India may see over 100 large-scale profitable/path-to-profitability start-ups in the next five years. With about 20 of them already being listed, about 80 start-ups have the potential to look at an IPO journey, according to a recent report by Redseer Strategy Consultants.
The consulting firm added that India has significant room for growth in public market cap compared to other countries. This becomes even more pronounced when compared to the tech/new age ecosystem. From about $43 trillion market capitalisation in the US, about 25 per cent can be attributed to tech/new age companies; this includes giants like Apple, Amazon etc.
In India, with about a $3.9 trillion market capitalisation, only about 1 per cent can be attributed to tech/new age companies. “We are just getting started with the journey of start-ups coming up and going towards their path to profitability, then looking at that public market journey. While the markets have been challenged, which has impacted the valuation of the tech companies a bit more than others, the potential is out there, especially for tech,” the consulting firm said
The stock performances of tech IPOs compared to other consumer companies have seen a steeper crash. The big reason behind this is the global macro situation, as profits are a lot more valuable in the current situation.
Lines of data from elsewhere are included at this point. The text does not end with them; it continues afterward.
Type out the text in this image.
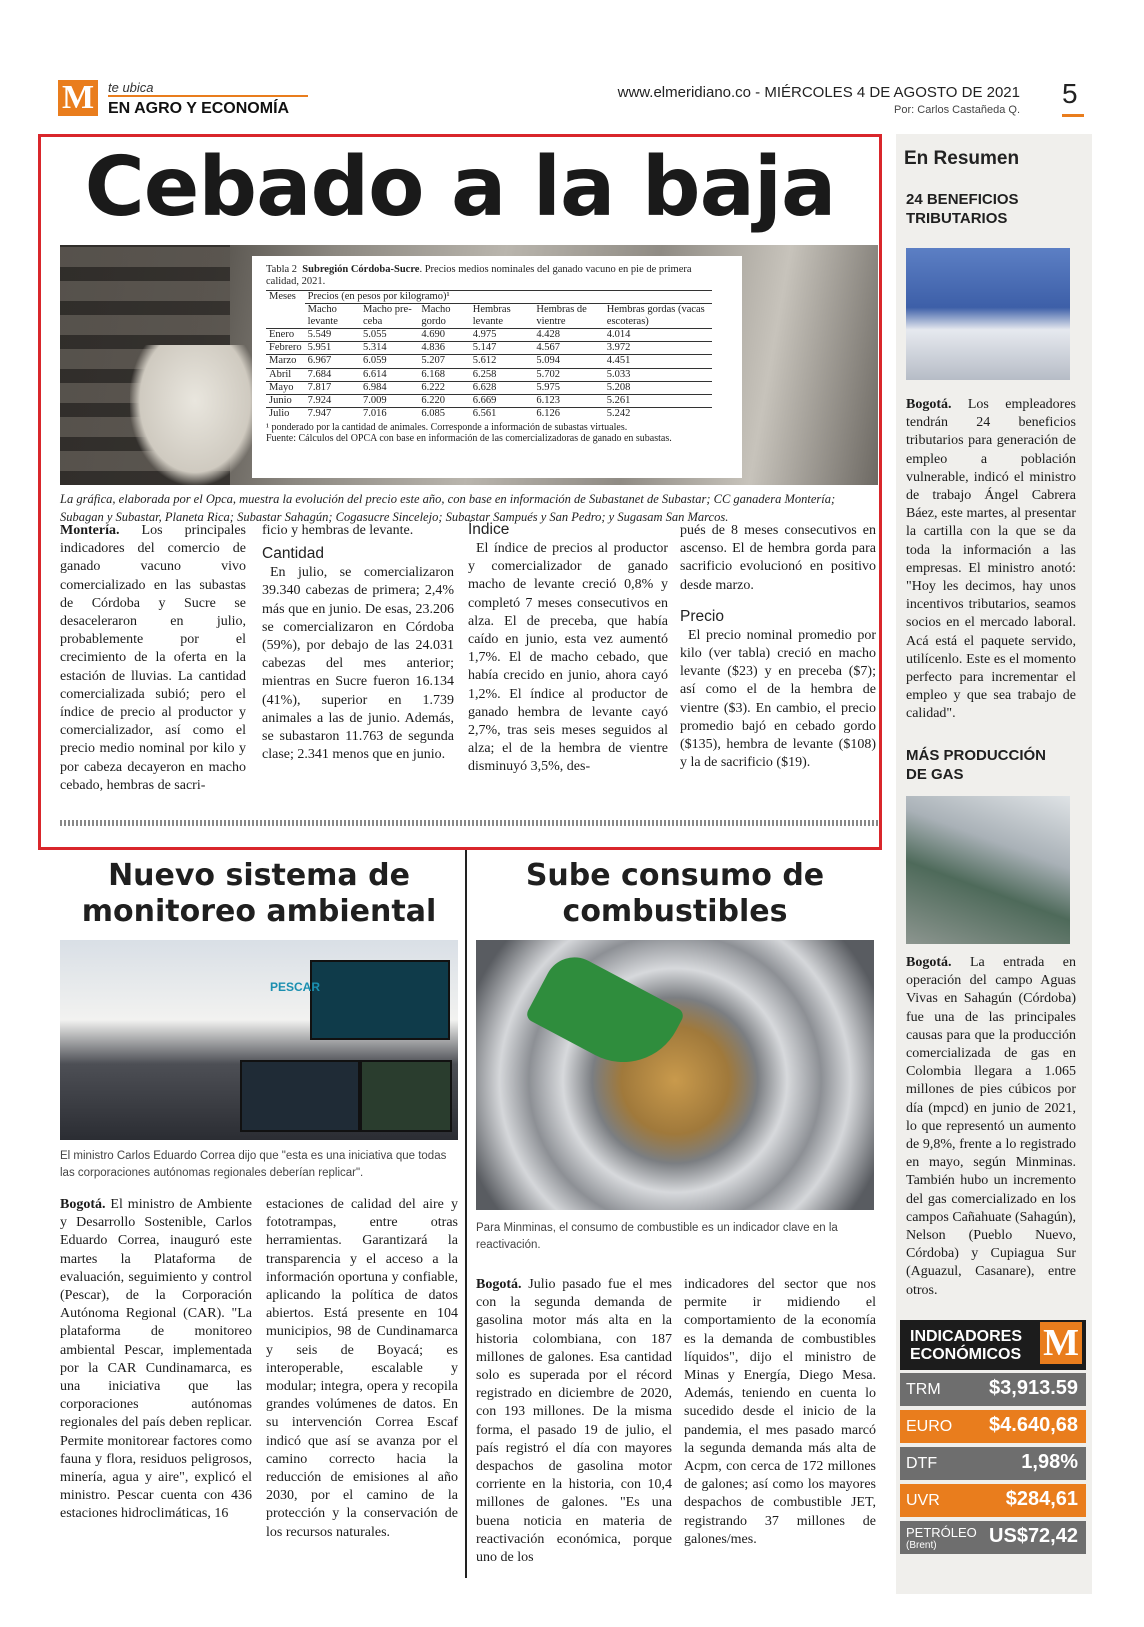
M	te ubica
EN AGRO Y ECONOMÍA
www.elmeridiano.co - MIÉRCOLES 4 DE AGOSTO DE 2021
Por: Carlos Castañeda Q.
5
Cebado a la baja
Tabla 2 Subregión Córdoba-Sucre. Precios medios nominales del ganado vacuno en pie de primera calidad, 2021.
Meses	Precios (en pesos por kilogramo)¹					
	Macho levante	Macho pre-ceba	Macho gordo	Hembras levante	Hembras de vientre	Hembras gordas (vacas escoteras)
Enero	5.549	5.055	4.690	4.975	4.428	4.014
Febrero	5.951	5.314	4.836	5.147	4.567	3.972
Marzo	6.967	6.059	5.207	5.612	5.094	4.451
Abril	7.684	6.614	6.168	6.258	5.702	5.033
Mayo	7.817	6.984	6.222	6.628	5.975	5.208
Junio	7.924	7.009	6.220	6.669	6.123	5.261
Julio	7.947	7.016	6.085	6.561	6.126	5.242
¹ ponderado por la cantidad de animales. Corresponde a información de subastas virtuales.
Fuente: Cálculos del OPCA con base en información de las comercializadoras de ganado en subastas.
La gráfica, elaborada por el Opca, muestra la evolución del precio este año, con base en información de Subastanet de Subastar; CC ganadera Montería; Subagan y Subastar, Planeta Rica; Subastar Sahagún; Cogasucre Sincelejo; Subastar Sampués y San Pedro; y Sugasam San Marcos.
Montería. Los principales indicadores del comercio de ganado vacuno vivo comercializado en las subastas de Córdoba y Sucre se desaceleraron en julio, probablemente por el crecimiento de la oferta en la estación de lluvias. La cantidad comercializada subió; pero el índice de precio al productor y comercializador, así como el precio medio nominal por kilo y por cabeza decayeron en macho cebado, hembras de sacri-
ficio y hembras de levante.
Cantidad
En julio, se comercializaron 39.340 cabezas de primera; 2,4% más que en junio. De esas, 23.206 se comercializaron en Córdoba (59%), por debajo de las 24.031 cabezas del mes anterior; mientras en Sucre fueron 16.134 (41%), superior en 1.739 animales a las de junio. Además, se subastaron 11.763 de segunda clase; 2.341 menos que en junio.
Índice
El índice de precios al productor y comercializador de ganado macho de levante creció 0,8% y completó 7 meses consecutivos en alza. El de preceba, que había caído en junio, esta vez aumentó 1,7%. El de macho cebado, que había crecido en junio, ahora cayó 1,2%. El índice al productor de ganado hembra de levante cayó 2,7%, tras seis meses seguidos al alza; el de la hembra de vientre disminuyó 3,5%, des-
pués de 8 meses consecutivos en ascenso. El de hembra gorda para sacrificio evolucionó en positivo desde marzo.
Precio
El precio nominal promedio por kilo (ver tabla) creció en macho levante ($23) y en preceba ($7); así como el de la hembra de vientre ($3). En cambio, el precio promedio bajó en cebado gordo ($135), hembra de levante ($108) y la de sacrificio ($19).
Nuevo sistema de monitoreo ambiental
PESCAR
El ministro Carlos Eduardo Correa dijo que "esta es una iniciativa que todas las corporaciones autónomas regionales deberían replicar".
Bogotá. El ministro de Ambiente y Desarrollo Sostenible, Carlos Eduardo Correa, inauguró este martes la Plataforma de evaluación, seguimiento y control (Pescar), de la Corporación Autónoma Regional (CAR). "La plataforma de monitoreo ambiental Pescar, implementada por la CAR Cundinamarca, es una iniciativa que las corporaciones autónomas regionales del país deben replicar. Permite monitorear factores como fauna y flora, residuos peligrosos, minería, agua y aire", explicó el ministro. Pescar cuenta con 436 estaciones hidroclimáticas, 16
estaciones de calidad del aire y fototrampas, entre otras herramientas. Garantizará la transparencia y el acceso a la información oportuna y confiable, aplicando la política de datos abiertos. Está presente en 104 municipios, 98 de Cundinamarca y seis de Boyacá; es interoperable, escalable y modular; integra, opera y recopila grandes volúmenes de datos. En su intervención Correa Escaf indicó que así se avanza por el camino correcto hacia la reducción de emisiones al año 2030, por el camino de la protección y la conservación de los recursos naturales.
Sube consumo de combustibles
Para Minminas, el consumo de combustible es un indicador clave en la reactivación.
Bogotá. Julio pasado fue el mes con la segunda demanda de gasolina motor más alta en la historia colombiana, con 187 millones de galones. Esa cantidad solo es superada por el récord registrado en diciembre de 2020, con 193 millones. De la misma forma, el pasado 19 de julio, el país registró el día con mayores despachos de gasolina motor corriente en la historia, con 10,4 millones de galones. "Es una buena noticia en materia de reactivación económica, porque uno de los
indicadores del sector que nos permite ir midiendo el comportamiento de la economía es la demanda de combustibles líquidos", dijo el ministro de Minas y Energía, Diego Mesa. Además, teniendo en cuenta lo sucedido desde el inicio de la pandemia, el mes pasado marcó la segunda demanda más alta de Acpm, con cerca de 172 millones de galones; así como los mayores despachos de combustible JET, registrando 37 millones de galones/mes.
En Resumen
24 BENEFICIOS TRIBUTARIOS
Bogotá. Los empleadores tendrán 24 beneficios tributarios para generación de empleo a población vulnerable, indicó el ministro de trabajo Ángel Cabrera Báez, este martes, al presentar la cartilla con la que se da toda la información a las empresas. El ministro anotó: "Hoy les decimos, hay unos incentivos tributarios, seamos socios en el mercado laboral. Acá está el paquete servido, utilícenlo. Este es el momento perfecto para incrementar el empleo y que sea trabajo de calidad".
MÁS PRODUCCIÓN DE GAS
Bogotá. La entrada en operación del campo Aguas Vivas en Sahagún (Córdoba) fue una de las principales causas para que la producción comercializada de gas en Colombia llegara a 1.065 millones de pies cúbicos por día (mpcd) en junio de 2021, lo que representó un aumento de 9,8%, frente a lo registrado en mayo, según Minminas. También hubo un incremento del gas comercializado en los campos Cañahuate (Sahagún), Nelson (Pueblo Nuevo, Córdoba) y Cupiagua Sur (Aguazul, Casanare), entre otros.
INDICADORES ECONÓMICOS M
TRM $3,913.59
EURO $4.640,68
DTF	1,98%
UVR	$284,61
PETRÓLEO
(Brent)	US$72,42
Moreover, tech companies have now prioritised growth, finds a recent report by Redseer Strategy Consultants, authored in collaboration with HSBC. The report was launched at Ground Zero 7.0, a new-age business summit hosted by Redseer Strategy Consultants.
A typical company that would be cash flow positive two years from now would see discounting of at least 20-30 per cent of their valuations in a low-interest rate situation, which goes up significantly in a high-interest rate situation that we are seeing right now. “When we look at similar situations in the past 20-odd years, we realise that it still takes a bit of time for markets to come back sustainably, even after the interest rates start dropping. Because, in effect, the market rates would have already factored in the decreasing interest rates into the prices. The learning is that there may be more time, maybe a few quarters, for the markets to recover. We always see IPOs bouncing back post downturns,” said Agarwal.